Monday, March 23, 2009

CASUALties

Spring break. MTV may not have invented it, but they might as well have. Every year, MTV’s Spring Break celebration draws over half a million college students to a non-stop party location, in places like Panama City Beach, Florida (where it was held last year). It attracts millions more through its television coverage. MTV influenced a generation of hormonal college co-eds who study just hard enough during the rest of the semester to find an excuse to down some Bacardi, and bump, grind, and make out with each other for a care-free week in the Spring. Nothing is more thrilling, they believe, than hooking up with a total stranger, then forgetting all about it, and about her or him. No time is more perfect than Spring Break to feel the exhilaration and excitement of sexuality with few strings attached.

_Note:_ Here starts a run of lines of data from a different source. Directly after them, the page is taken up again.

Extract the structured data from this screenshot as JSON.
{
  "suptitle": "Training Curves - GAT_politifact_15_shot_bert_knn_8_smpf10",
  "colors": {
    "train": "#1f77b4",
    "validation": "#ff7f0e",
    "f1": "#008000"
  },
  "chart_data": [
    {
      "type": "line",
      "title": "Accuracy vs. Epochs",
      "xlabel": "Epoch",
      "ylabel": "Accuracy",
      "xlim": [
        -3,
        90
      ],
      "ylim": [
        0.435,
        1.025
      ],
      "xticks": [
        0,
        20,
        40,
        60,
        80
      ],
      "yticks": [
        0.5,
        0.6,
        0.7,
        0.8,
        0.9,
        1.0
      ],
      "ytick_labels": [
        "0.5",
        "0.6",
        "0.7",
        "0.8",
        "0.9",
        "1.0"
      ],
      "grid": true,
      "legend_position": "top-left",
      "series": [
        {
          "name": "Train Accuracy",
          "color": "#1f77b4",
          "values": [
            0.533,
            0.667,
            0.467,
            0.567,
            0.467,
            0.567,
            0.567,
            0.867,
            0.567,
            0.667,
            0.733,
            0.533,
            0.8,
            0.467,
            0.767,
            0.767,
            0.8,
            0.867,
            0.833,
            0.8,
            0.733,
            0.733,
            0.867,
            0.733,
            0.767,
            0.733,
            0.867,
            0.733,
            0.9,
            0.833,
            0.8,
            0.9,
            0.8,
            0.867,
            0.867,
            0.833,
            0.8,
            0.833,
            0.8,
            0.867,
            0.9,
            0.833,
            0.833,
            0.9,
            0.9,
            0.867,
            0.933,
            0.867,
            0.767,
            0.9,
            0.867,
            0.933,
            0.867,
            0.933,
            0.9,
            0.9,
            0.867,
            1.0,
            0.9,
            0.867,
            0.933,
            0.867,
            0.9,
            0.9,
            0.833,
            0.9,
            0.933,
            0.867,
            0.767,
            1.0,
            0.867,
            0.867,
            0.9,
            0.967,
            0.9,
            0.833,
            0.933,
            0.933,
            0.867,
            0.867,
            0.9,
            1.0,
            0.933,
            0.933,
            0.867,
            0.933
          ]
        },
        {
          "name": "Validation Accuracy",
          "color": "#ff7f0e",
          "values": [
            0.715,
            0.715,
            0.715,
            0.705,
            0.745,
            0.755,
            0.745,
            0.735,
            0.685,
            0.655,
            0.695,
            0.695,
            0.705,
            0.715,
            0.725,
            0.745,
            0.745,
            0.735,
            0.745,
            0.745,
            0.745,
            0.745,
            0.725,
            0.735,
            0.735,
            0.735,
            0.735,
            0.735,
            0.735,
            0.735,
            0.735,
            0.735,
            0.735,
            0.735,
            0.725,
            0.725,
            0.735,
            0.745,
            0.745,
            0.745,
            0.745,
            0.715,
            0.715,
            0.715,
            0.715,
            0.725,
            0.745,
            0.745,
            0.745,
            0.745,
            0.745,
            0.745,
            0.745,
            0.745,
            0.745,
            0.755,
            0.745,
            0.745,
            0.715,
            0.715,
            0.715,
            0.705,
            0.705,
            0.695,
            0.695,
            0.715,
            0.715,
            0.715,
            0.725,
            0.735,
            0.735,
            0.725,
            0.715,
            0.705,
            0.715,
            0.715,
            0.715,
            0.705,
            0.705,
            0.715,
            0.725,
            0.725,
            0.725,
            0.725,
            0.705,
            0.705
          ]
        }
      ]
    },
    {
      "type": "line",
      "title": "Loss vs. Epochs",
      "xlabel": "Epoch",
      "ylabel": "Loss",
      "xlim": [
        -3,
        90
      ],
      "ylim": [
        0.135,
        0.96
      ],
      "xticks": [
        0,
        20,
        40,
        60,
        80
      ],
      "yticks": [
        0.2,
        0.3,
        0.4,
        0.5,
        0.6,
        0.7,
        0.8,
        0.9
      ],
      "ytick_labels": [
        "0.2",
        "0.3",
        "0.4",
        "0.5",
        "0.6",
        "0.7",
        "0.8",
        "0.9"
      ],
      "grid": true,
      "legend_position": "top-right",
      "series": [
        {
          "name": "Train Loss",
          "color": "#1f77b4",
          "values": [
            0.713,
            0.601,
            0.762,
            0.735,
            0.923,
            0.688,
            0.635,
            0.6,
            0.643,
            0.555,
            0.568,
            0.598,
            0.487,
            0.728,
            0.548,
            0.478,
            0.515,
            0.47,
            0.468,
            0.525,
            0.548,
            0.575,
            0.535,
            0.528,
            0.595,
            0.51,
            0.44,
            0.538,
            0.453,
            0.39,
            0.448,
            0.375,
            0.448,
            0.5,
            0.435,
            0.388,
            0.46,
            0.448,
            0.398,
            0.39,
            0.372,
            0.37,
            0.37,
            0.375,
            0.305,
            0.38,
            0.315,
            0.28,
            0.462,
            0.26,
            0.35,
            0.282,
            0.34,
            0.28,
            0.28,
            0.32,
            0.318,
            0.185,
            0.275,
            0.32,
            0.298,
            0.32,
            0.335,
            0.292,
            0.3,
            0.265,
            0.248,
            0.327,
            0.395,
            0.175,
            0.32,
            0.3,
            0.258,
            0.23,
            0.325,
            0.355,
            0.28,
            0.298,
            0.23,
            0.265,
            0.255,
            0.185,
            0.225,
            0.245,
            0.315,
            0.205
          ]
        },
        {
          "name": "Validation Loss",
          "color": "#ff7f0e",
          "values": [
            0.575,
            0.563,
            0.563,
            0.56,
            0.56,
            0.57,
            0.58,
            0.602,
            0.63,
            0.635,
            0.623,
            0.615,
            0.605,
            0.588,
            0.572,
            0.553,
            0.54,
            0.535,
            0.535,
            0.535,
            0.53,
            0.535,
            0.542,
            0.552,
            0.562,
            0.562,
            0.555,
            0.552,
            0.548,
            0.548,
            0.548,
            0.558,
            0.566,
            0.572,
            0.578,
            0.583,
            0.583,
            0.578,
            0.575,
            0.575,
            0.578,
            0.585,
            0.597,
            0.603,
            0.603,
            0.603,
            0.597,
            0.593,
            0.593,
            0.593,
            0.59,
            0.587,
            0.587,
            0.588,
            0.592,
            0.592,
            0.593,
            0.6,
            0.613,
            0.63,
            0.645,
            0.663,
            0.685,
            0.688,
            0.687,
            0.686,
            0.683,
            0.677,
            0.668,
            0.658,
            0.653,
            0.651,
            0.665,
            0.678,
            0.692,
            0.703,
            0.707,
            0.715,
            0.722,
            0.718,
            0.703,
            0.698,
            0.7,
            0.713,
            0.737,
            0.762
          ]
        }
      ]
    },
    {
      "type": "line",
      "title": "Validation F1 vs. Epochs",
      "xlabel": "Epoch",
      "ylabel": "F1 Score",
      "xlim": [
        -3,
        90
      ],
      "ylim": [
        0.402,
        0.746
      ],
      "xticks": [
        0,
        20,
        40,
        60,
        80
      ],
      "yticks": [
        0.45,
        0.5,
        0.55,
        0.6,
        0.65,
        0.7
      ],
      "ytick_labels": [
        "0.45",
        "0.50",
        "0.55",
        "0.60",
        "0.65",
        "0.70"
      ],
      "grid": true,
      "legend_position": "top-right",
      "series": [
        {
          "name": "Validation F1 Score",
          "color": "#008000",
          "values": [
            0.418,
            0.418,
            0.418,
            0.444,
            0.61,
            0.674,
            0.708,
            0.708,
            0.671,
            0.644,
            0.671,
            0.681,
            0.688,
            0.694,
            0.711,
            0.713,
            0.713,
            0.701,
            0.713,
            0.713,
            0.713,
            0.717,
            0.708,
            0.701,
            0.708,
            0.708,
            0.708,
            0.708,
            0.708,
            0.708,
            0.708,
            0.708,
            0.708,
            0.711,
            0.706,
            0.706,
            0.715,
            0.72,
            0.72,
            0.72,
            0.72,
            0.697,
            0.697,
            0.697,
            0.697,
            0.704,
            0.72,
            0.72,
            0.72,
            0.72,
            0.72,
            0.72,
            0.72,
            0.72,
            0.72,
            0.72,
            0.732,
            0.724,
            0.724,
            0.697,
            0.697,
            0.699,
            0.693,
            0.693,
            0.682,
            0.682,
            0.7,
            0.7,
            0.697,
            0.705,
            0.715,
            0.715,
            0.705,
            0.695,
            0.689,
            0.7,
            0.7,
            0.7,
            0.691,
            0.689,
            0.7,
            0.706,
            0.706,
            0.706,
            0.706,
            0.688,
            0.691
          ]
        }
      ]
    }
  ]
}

Penny Wrenn, in a recent Glamour magazine article, however, admits that “sex is the big deal you think it’s not.” She cites Dorothy Robinson, co-author of Dating Makes You Want to Die, who explains that “sex is the heaviest thing that everyone does their best to make light of,” and warns that the heaviness can catch up with you as soon as the morning after your sexual encounter. Besides the possibility of irreversible physical consequences like sexually transmitted diseases and a child, there are also life-changing psychological and emotional trauma that usually accompany the oxymoron “casual sex.”

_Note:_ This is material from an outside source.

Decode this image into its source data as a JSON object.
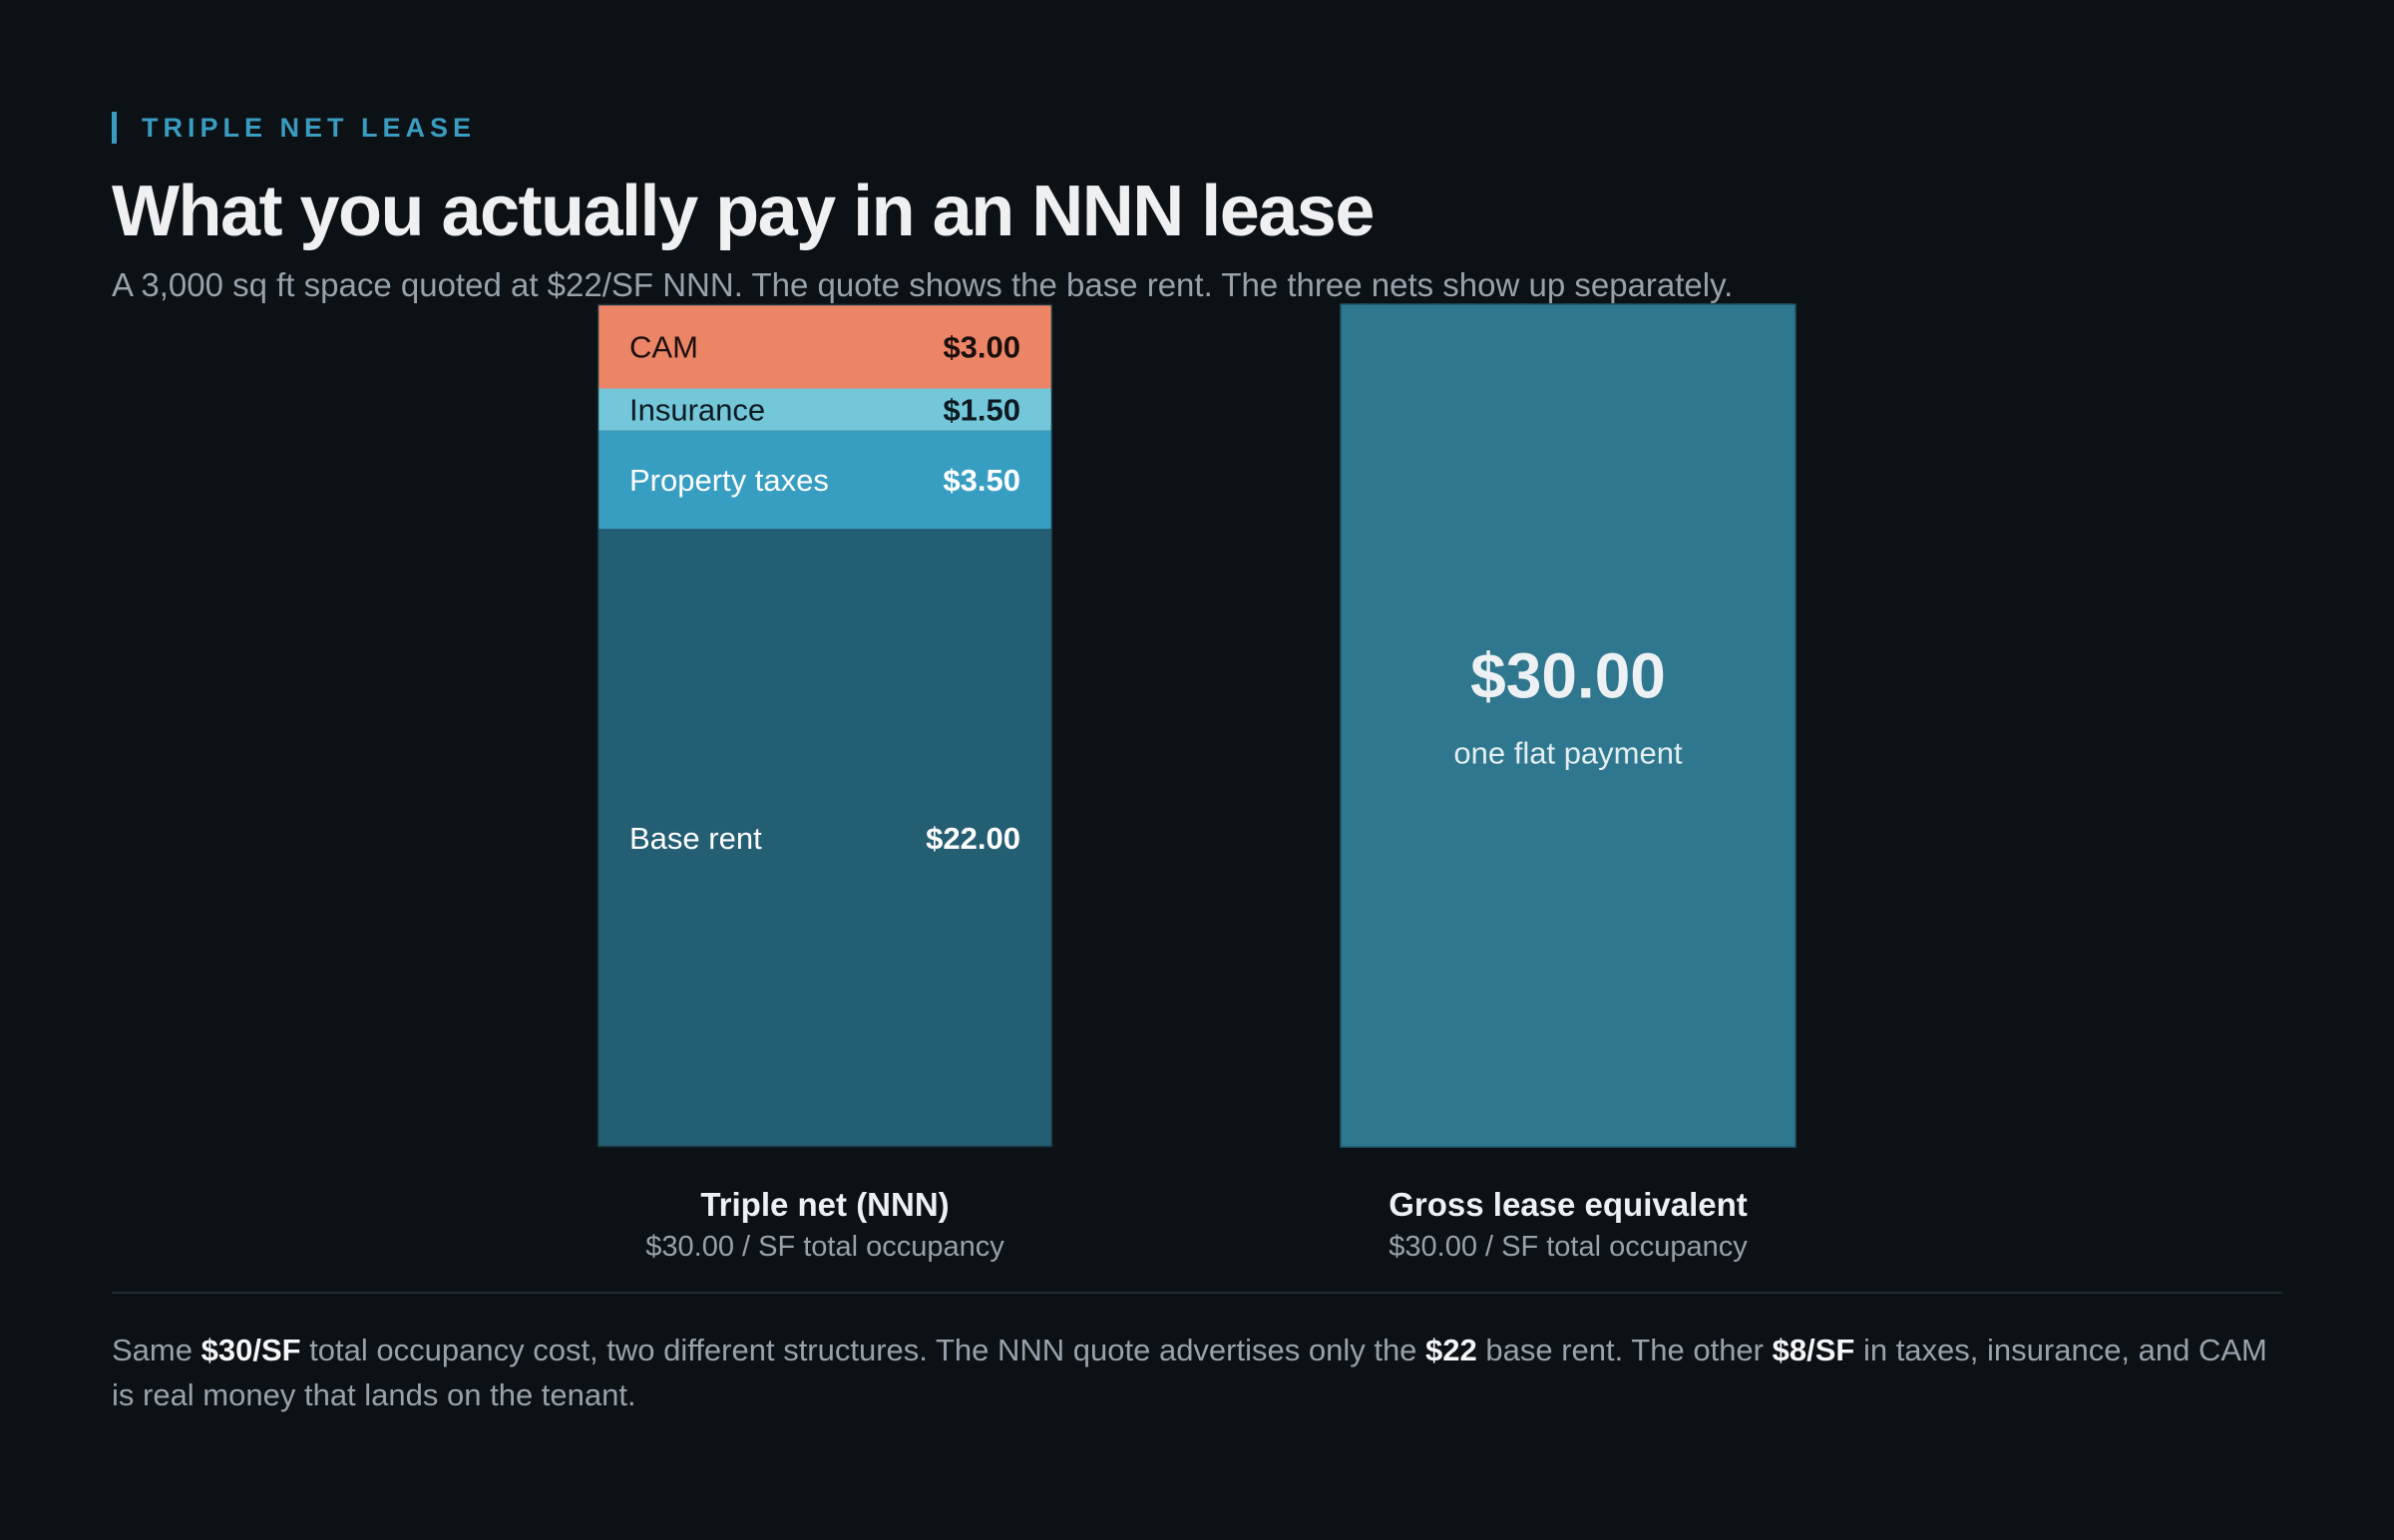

Nina Atwood, a Dallas-based therapist and author of Temptations of the Single Girl “find[s] it ironic that people would rather have sex than discuss the ramifications of it.” Contrary to what many date movies suggest, most of us girls don’t end up like Drew Barrymore’s character in Music and Lyrics, who falls in love with her leading man Hugh Grant’s character, after having sex with him as someone she hardly knew. Atwood warns: “[h]aving sex too soon is the biggest mistake I see women making…We always tout the exception: A woman sleeps with a guy on the first date, and they wind up married and it’s all great. But for every one of those fairy tales, I’ve heard 150 stories from women who’ve started down that road and didn’t end up in the loving relationship that they wanted.”

Dick Purnell, author of Becoming a Friend and Lover and Free to Love Again: Coming to Terms with Sexual Regret, wrote a helpful article to explain this phenomenon. He calls it the “morning-after syndrome” in which we wake up only to find that the intimacy we expected is not really there. The sexual excitement is no longer enough to satisfy us, so we find that what we wanted in the first place was never fulfilled. What we have are two broken people feeding their own insecurities by preying on the other. True intimacy is not something that can be obtained instantly and only physically. “[S]ex may only be a temporary relief for a superficial desire.” Purnell points out, “There is a much deeper need that is still unmet.”

This “deeper need” is fulfilled only when sharing mankind’s most invigorating experience with the one person to whom you are attracted to in every aspect of your being: yes, physically, but also emotionally, mentally, and spiritually, as well. Most people think that sex loses all its fun within a commitment. The same person, the same face, the same body, the same lips, the same everything…doesn’t it get boring after a while? They look at the mating rituals of animals and conclude that it is our biological imperative to disseminate our DNA as widely as possible. Most animals, they argue, do not mate for life, so neither should we. What these people fail to mention, however, is that animals mate out of pure instinct and procreational purposes, yet human sexuality is infinitely more complex: it is brain-oriented. We actively choose a mate; we never pursue a person simply for the fact that they are a member of the opposite sex.

Laura Berman, Ph.D, author of Real Sex For Real Women, reveals a little known fact: “Research shows that the number one component of women’s sexual satisfaction is not orgasm; it’s connection to the person you’re with.” There's a loneliness that pervades those who flee from one partner to the next, a sense that they are missing out on something profound and real. They remain unfulfilled, unaware (or in denial) that the best kind of sex is experienced within long term, mutually exclusive relationships. We fully enjoy the intimacy we create with another person—whose character we love as much as their body—when we bond within a safe haven of sexual pleasure and freedom. The deeper the bond between partners, the better the sex will be.